5.) Duke/Durham Police
A consistent refrain from the Brodhead administration: it couldn’t look into the allegations, because Duke had no authority to conduct a criminal inquiry.
Yet, as the Ekstrand lawsuit pointed out, not only did Duke have the authority, it had primary authority. Duke and
Duke officials had never revealed the existence of the arrangement.

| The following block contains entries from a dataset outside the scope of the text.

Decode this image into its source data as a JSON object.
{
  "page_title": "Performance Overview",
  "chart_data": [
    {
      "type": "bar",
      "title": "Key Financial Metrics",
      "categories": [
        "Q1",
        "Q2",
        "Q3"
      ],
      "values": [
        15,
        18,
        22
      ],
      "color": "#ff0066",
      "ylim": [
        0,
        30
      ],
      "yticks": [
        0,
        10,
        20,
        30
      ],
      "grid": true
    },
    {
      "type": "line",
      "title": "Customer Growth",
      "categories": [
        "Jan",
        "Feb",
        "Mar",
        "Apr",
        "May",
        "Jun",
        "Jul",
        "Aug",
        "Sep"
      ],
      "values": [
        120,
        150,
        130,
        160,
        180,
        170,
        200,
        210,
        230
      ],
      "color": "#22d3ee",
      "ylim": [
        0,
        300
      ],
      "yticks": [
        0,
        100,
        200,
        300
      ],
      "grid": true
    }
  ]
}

6.) Board of Trustees chairman Bob Steel
Throughout the case, Steel was nothing short of a p.r. nightmare for Duke. In August 2006, he totally contradicted the official Duke line for canceling the season (punishment for the party, a need to defer to the criminal justice process). Instead, he informed the New Yorker, the season was canceled because “we had to stop those pictures [of the players practicing]. It doesn’t mean that it’s fair, but we had to stop it. It doesn’t necessarily mean I think it was right—it just had to be done.”
Friday’s lawsuit indicated that Steel’s tendency to wander off message wasn’t confined to the New Yorker interview. As the lawsuit notes, the Board chairman “later stated to Sally Fogarty, mother of player Gibbs Fogarty, regarding the firing of Coach Pressler: ‘Life sucks. Bad things happen to good people and you better get used to it.’”
Steel’s deposition doubtless will be an interesting affair.